Conics in $\mathbb{A}^2$; Hartshorne, Exercise 3.1

I'm trying to solve Exercise 3.1 in Hartshorne's Algebraic Geometry:

Show that any conic in $\mathbb{A}^2$ is isomorphic to $\mathbb{A}^1$ or $\mathbb{A}^1-\{0\}$.

I know from a previous exercise that the coordinate ring of a given affine conic $Q$ is either isomorphic to $A(Z(y-x^2))\cong k[y]$ or $A(Z(xy-1))\cong k[x,1/x]$. In the first case clearly $A(Q)\cong A(\mathbb{A}^1)$.

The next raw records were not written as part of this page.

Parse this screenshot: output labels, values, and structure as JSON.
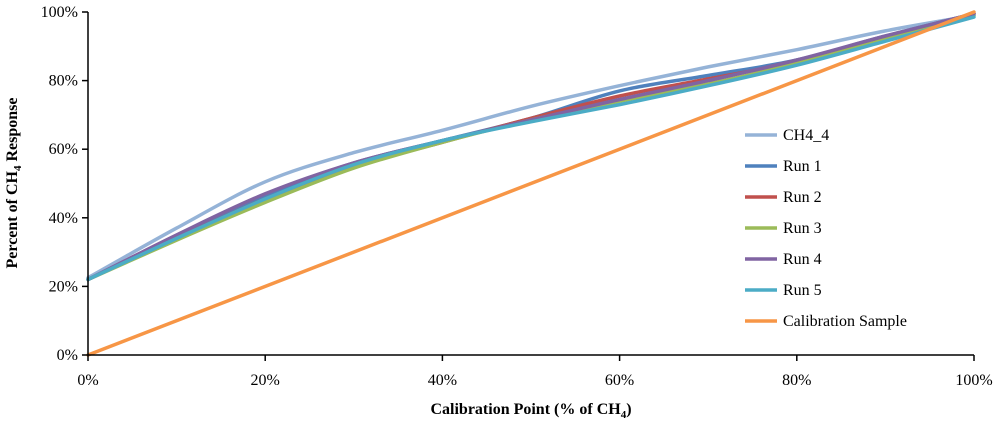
{
  "chart_data": {
    "type": "line",
    "xlabel_main": "Calibration Point (% of CH",
    "xlabel_sub": "4",
    "xlabel_end": ")",
    "ylabel_main": "Percent of CH",
    "ylabel_sub": "4",
    "ylabel_end": " Response",
    "xlim": [
      0,
      100
    ],
    "ylim": [
      0,
      100
    ],
    "x_ticks": [
      "0%",
      "20%",
      "40%",
      "60%",
      "80%",
      "100%"
    ],
    "y_ticks": [
      "0%",
      "20%",
      "40%",
      "60%",
      "80%",
      "100%"
    ],
    "grid": false,
    "legend_position": "right",
    "series": [
      {
        "name": "CH4_4",
        "color": "#95B3D7",
        "x": [
          0,
          10,
          20,
          30,
          40,
          50,
          60,
          70,
          80,
          90,
          100
        ],
        "y": [
          22.5,
          37,
          50.5,
          59,
          65.5,
          72.5,
          78.5,
          84,
          89,
          94.5,
          99
        ]
      },
      {
        "name": "Run 1",
        "color": "#4F81BD",
        "x": [
          0,
          10,
          20,
          30,
          40,
          50,
          60,
          70,
          80,
          90,
          100
        ],
        "y": [
          22,
          34.5,
          46.5,
          56,
          62.5,
          69,
          77,
          81.5,
          86,
          93,
          99.5
        ]
      },
      {
        "name": "Run 2",
        "color": "#C0504D",
        "x": [
          0,
          10,
          20,
          30,
          40,
          50,
          60,
          70,
          80,
          90,
          100
        ],
        "y": [
          22,
          34,
          45.5,
          55,
          62,
          69,
          75.5,
          80.5,
          85.5,
          92.5,
          99.5
        ]
      },
      {
        "name": "Run 3",
        "color": "#9BBB59",
        "x": [
          0,
          10,
          20,
          30,
          40,
          50,
          60,
          70,
          80,
          90,
          100
        ],
        "y": [
          22,
          33.5,
          44.5,
          54.5,
          62,
          68.5,
          74,
          79,
          85,
          92,
          99
        ]
      },
      {
        "name": "Run 4",
        "color": "#8064A2",
        "x": [
          0,
          10,
          20,
          30,
          40,
          50,
          60,
          70,
          80,
          90,
          100
        ],
        "y": [
          22,
          35,
          47,
          56,
          62.5,
          68.5,
          74.5,
          80,
          86,
          93,
          99.5
        ]
      },
      {
        "name": "Run 5",
        "color": "#4BACC6",
        "x": [
          0,
          10,
          20,
          30,
          40,
          50,
          60,
          70,
          80,
          90,
          100
        ],
        "y": [
          22,
          34,
          45.5,
          55.5,
          62.5,
          68,
          73,
          78.5,
          84.5,
          91.5,
          98.5
        ]
      },
      {
        "name": "Calibration Sample",
        "color": "#F79646",
        "x": [
          0,
          100
        ],
        "y": [
          0,
          100
        ]
      }
    ]
  }
}
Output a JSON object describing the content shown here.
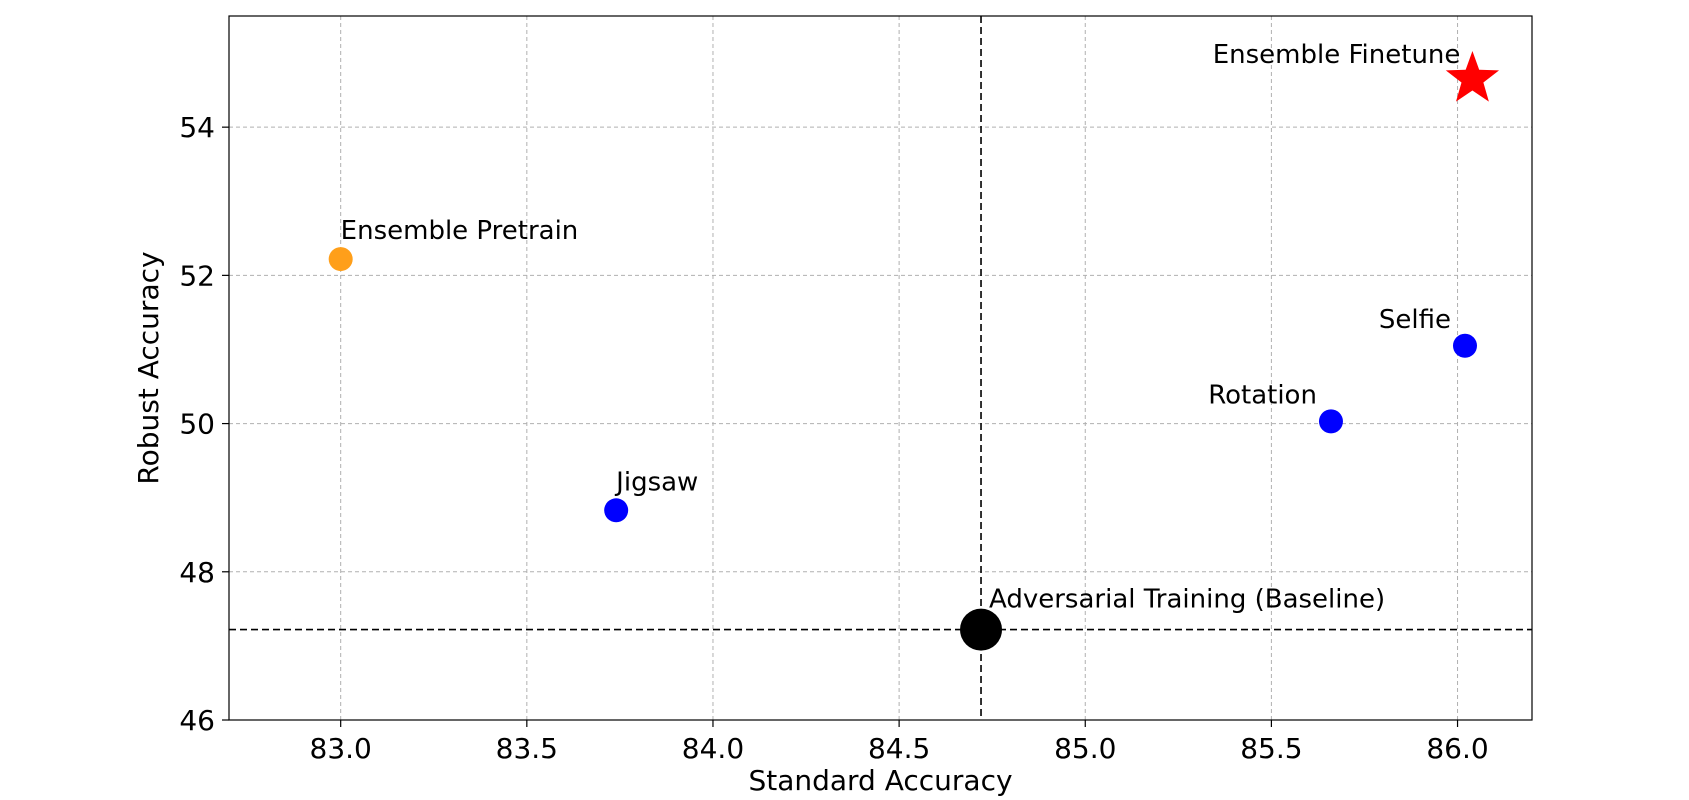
{
  "chart_data": {
    "type": "scatter",
    "title": "",
    "xlabel": "Standard Accuracy",
    "ylabel": "Robust Accuracy",
    "xlim": [
      82.7,
      86.2
    ],
    "ylim": [
      46,
      55.5
    ],
    "xticks": [
      83.0,
      83.5,
      84.0,
      84.5,
      85.0,
      85.5,
      86.0
    ],
    "xtick_labels": [
      "83.0",
      "83.5",
      "84.0",
      "84.5",
      "85.0",
      "85.5",
      "86.0"
    ],
    "yticks": [
      46,
      48,
      50,
      52,
      54
    ],
    "ytick_labels": [
      "46",
      "48",
      "50",
      "52",
      "54"
    ],
    "grid": true,
    "reference_lines": {
      "x": 84.72,
      "y": 47.22
    },
    "points": [
      {
        "label": "Ensemble Finetune",
        "x": 86.04,
        "y": 54.65,
        "color": "#ff0000",
        "marker": "star",
        "size": "large",
        "label_position": "above-left"
      },
      {
        "label": "Ensemble Pretrain",
        "x": 83.0,
        "y": 52.22,
        "color": "#ff9f1a",
        "marker": "circle",
        "size": "medium",
        "label_position": "above-right"
      },
      {
        "label": "Selfie",
        "x": 86.02,
        "y": 51.05,
        "color": "#0000ff",
        "marker": "circle",
        "size": "medium",
        "label_position": "above-left"
      },
      {
        "label": "Rotation",
        "x": 85.66,
        "y": 50.03,
        "color": "#0000ff",
        "marker": "circle",
        "size": "medium",
        "label_position": "above-left"
      },
      {
        "label": "Jigsaw",
        "x": 83.74,
        "y": 48.83,
        "color": "#0000ff",
        "marker": "circle",
        "size": "medium",
        "label_position": "above-right"
      },
      {
        "label": "Adversarial Training (Baseline)",
        "x": 84.72,
        "y": 47.22,
        "color": "#000000",
        "marker": "circle",
        "size": "large",
        "label_position": "above-right"
      }
    ]
  }
}
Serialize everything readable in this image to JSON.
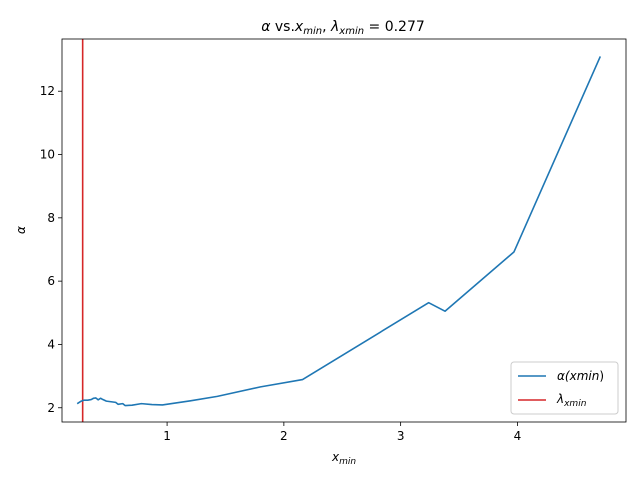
{
  "chart_data": {
    "type": "line",
    "title": {
      "alpha": "α",
      "vs": " vs.",
      "x": "x",
      "x_sub": "min",
      "sep": ", ",
      "lambda": "λ",
      "lambda_sub": "xmin",
      "eq": " = 0.277"
    },
    "xlabel": {
      "main": "x",
      "sub": "min"
    },
    "ylabel": "α",
    "xlim": [
      0.1,
      4.93
    ],
    "ylim": [
      1.55,
      13.65
    ],
    "xticks": [
      1,
      2,
      3,
      4
    ],
    "yticks": [
      2,
      4,
      6,
      8,
      10,
      12
    ],
    "grid": false,
    "legend_position": "lower-right",
    "series": [
      {
        "name": {
          "main": "α(",
          "italic": "xmin",
          "close": ")"
        },
        "color": "#1f77b4",
        "points": [
          [
            0.23,
            2.13
          ],
          [
            0.26,
            2.2
          ],
          [
            0.29,
            2.24
          ],
          [
            0.32,
            2.24
          ],
          [
            0.35,
            2.26
          ],
          [
            0.37,
            2.3
          ],
          [
            0.39,
            2.31
          ],
          [
            0.41,
            2.25
          ],
          [
            0.43,
            2.3
          ],
          [
            0.45,
            2.26
          ],
          [
            0.48,
            2.21
          ],
          [
            0.52,
            2.19
          ],
          [
            0.56,
            2.17
          ],
          [
            0.58,
            2.11
          ],
          [
            0.62,
            2.13
          ],
          [
            0.64,
            2.07
          ],
          [
            0.7,
            2.08
          ],
          [
            0.78,
            2.13
          ],
          [
            0.87,
            2.1
          ],
          [
            0.96,
            2.09
          ],
          [
            1.2,
            2.22
          ],
          [
            1.43,
            2.36
          ],
          [
            1.8,
            2.66
          ],
          [
            2.16,
            2.89
          ],
          [
            3.24,
            5.32
          ],
          [
            3.38,
            5.05
          ],
          [
            3.97,
            6.92
          ],
          [
            4.71,
            13.1
          ]
        ]
      }
    ],
    "vline": {
      "name": {
        "main": "λ",
        "sub": "xmin"
      },
      "x": 0.277,
      "color": "#d62728"
    }
  }
}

But how is $A(Q)\cong A(\mathbb{A}^1-\{0\})$ in the other case? Somehow I even am confused with the notation $A(\mathbb{A}^1-\{0\})$, since the only varieties in $\mathbb{A}^1$ are single points and $\mathbb{A}^1$ itself. Therefore $\mathbb{A}^1-\{0\}$ isn't an affine variety, right?

So how can I say, that $Q$ is isomorphic to $\mathbb{A}^1-\{0\}$? What is $A(\mathbb{A}^1-\{0\})$?

Take the projection map from the hyperbola $Z(XY-1)$ to $\mathbb A^1-\{0\}$ sending $(x,\frac{1}{x})$ to $x$. This is your isomorphism since the inverse map is sending $x$ to $(x,\frac{1}{x})$. The coordinate ring you're asking about is $k[X,Y]/(XY-1) \cong k[X,\frac{1}{X}]$. $\mathbb A^1-\{0\}$ is affine because the hyperbola is, but $\mathbb A^n - \{0\}$ is not affine for $n>1$.